Here’s a conversation I keep having these days.

“How’s the house hunt?” someone asks me.

“Good. We’re in escrow.”

There’s a pause. The person nods, squints, nods again. Folds his or her arms. Then: “I have no idea what that means.”

I didn’t either, just a little while ago. I also didn’t know exactly what it meant when people said, “Escrow’s crashing all around us” or “Escrow’s falling apart.”

I do now.

We found a house about a month ago that we liked a lot, enough to spend lots of money to fix up and look pretty, enough that we didn’t mind that it was rather small because it would be our own. It’s not ours anymore. The owners pulled out.

I didn’t want to jinx the escrow by talking about the house. Turns out it totally doesn’t matter, and you lose the house just by owners going, “Hmm. Nevermind.”

So. Escrow. Here’s how we’ve been describing it. It’s an engagement to the house. You’re wearing the house’s ring, and you’re taking blood tests and the house wants to see your dowry and you’re meeting the house’s parents and there’s all this pre-nup stuff.

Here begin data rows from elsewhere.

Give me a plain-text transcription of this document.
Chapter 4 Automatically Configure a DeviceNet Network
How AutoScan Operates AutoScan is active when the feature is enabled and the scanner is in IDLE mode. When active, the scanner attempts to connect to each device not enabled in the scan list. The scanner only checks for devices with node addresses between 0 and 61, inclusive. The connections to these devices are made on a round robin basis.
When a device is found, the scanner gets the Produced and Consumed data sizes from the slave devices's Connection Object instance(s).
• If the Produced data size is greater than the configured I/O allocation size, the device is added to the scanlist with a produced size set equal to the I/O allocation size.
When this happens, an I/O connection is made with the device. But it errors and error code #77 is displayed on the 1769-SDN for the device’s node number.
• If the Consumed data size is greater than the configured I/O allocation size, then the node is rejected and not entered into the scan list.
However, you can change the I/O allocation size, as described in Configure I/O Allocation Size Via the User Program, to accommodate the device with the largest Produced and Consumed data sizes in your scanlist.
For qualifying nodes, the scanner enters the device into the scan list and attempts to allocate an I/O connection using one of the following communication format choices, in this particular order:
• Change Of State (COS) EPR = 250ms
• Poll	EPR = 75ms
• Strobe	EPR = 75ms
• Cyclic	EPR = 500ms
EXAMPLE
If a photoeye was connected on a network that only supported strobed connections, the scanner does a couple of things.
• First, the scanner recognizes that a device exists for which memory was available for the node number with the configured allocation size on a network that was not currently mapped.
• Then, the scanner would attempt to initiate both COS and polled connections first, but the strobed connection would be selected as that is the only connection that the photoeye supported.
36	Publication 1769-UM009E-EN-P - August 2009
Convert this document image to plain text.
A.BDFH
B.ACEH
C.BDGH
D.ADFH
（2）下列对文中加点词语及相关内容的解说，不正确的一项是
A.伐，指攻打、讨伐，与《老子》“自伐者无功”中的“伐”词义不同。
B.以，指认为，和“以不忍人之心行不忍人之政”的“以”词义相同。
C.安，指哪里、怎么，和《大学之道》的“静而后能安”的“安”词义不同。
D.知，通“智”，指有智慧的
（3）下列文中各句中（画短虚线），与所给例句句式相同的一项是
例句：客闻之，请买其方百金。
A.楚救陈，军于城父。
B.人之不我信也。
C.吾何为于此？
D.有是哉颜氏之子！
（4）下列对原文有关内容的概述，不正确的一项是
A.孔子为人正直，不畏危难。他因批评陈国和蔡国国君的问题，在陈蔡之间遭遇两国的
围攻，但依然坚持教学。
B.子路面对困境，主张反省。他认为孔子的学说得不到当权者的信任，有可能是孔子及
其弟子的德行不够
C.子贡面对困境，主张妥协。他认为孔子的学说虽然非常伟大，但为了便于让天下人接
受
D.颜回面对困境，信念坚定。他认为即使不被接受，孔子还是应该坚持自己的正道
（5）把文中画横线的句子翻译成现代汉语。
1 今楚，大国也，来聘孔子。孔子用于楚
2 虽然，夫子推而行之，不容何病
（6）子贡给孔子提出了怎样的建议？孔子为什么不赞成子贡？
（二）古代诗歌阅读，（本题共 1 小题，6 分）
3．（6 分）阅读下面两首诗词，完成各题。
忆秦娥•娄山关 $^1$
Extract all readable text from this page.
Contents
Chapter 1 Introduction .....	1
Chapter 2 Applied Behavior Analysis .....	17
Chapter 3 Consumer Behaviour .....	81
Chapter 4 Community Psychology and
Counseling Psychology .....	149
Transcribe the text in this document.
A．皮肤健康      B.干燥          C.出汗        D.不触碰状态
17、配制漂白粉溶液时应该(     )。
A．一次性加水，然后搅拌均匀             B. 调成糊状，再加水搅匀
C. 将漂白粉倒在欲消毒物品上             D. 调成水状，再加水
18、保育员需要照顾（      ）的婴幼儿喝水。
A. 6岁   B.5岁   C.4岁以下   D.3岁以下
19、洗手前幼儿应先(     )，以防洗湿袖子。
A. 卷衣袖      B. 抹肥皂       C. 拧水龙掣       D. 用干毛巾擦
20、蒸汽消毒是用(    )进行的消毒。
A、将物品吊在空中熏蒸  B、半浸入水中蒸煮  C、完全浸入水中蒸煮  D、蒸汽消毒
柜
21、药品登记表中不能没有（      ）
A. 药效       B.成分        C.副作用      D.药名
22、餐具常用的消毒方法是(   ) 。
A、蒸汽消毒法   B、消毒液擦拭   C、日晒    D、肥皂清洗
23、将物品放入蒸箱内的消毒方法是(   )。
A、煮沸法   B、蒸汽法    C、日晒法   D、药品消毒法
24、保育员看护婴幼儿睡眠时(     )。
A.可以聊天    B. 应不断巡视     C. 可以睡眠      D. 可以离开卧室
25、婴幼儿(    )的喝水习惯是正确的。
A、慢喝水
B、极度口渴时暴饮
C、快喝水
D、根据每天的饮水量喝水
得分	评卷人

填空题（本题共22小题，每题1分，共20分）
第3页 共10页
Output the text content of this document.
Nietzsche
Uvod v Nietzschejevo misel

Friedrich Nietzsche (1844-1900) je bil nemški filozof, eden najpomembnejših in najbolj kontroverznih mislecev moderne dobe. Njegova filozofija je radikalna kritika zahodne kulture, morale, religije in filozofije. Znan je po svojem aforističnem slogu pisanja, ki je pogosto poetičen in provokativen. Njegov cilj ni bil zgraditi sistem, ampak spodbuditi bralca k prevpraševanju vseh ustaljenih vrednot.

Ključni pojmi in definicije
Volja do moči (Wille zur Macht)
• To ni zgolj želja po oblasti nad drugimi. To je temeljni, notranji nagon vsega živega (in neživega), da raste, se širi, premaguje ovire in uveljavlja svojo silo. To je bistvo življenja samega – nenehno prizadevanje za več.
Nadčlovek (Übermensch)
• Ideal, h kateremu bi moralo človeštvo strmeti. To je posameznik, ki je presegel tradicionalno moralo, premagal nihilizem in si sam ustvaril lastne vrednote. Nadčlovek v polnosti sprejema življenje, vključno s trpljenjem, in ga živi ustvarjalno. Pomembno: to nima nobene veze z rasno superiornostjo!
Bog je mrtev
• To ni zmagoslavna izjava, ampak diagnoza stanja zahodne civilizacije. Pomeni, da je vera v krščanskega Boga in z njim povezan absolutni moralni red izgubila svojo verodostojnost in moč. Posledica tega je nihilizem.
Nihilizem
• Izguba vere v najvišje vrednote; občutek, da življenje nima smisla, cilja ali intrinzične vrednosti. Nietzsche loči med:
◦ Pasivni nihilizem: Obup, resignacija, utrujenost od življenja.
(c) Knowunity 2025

You get the house inspected (which you pay for). You get the house appraised (which you pay for). You find out everything you can about the house. You dream about the house. You make plans for the house. You start looking at colors and decorating books and picture yourself drinking tea on the house’s porch, even though you don’t really drink tea. You imagine walking naked through the house. You picture yourself alone at night in the house. You wonder if you’ll be safe in that house. You start to think maybe the house is a mistake. Haunted. The owners get scared. They worry they got ripped off. You worry you’ve gotten ripped off. Everybody’s freaking out. Nobody’s answering the phone. The house just stands there, waiting. In a perfect world everybody calms down and realizes this is for the best, and the house changes owners.

Not in our case.

The house broke up with us. Left us at the altar. And now we’re trying to go steady with another house, one our realtor knew we’d love, and we do. We’re gently approaching the house with our hands out, letting the house sniff us, letting the house know we’re good people who just want to live somewhere and get married.

We put in an offer. We’re sure about ten people will put in offers on this new house — this sexy, single, ready-to-get-hitched house on the market. We can only hope that we’re the most attractive buyers, and then once again, we’ll get engaged to this house, with every intention of marrying it. Until then, we’re totally going to see other houses on the side.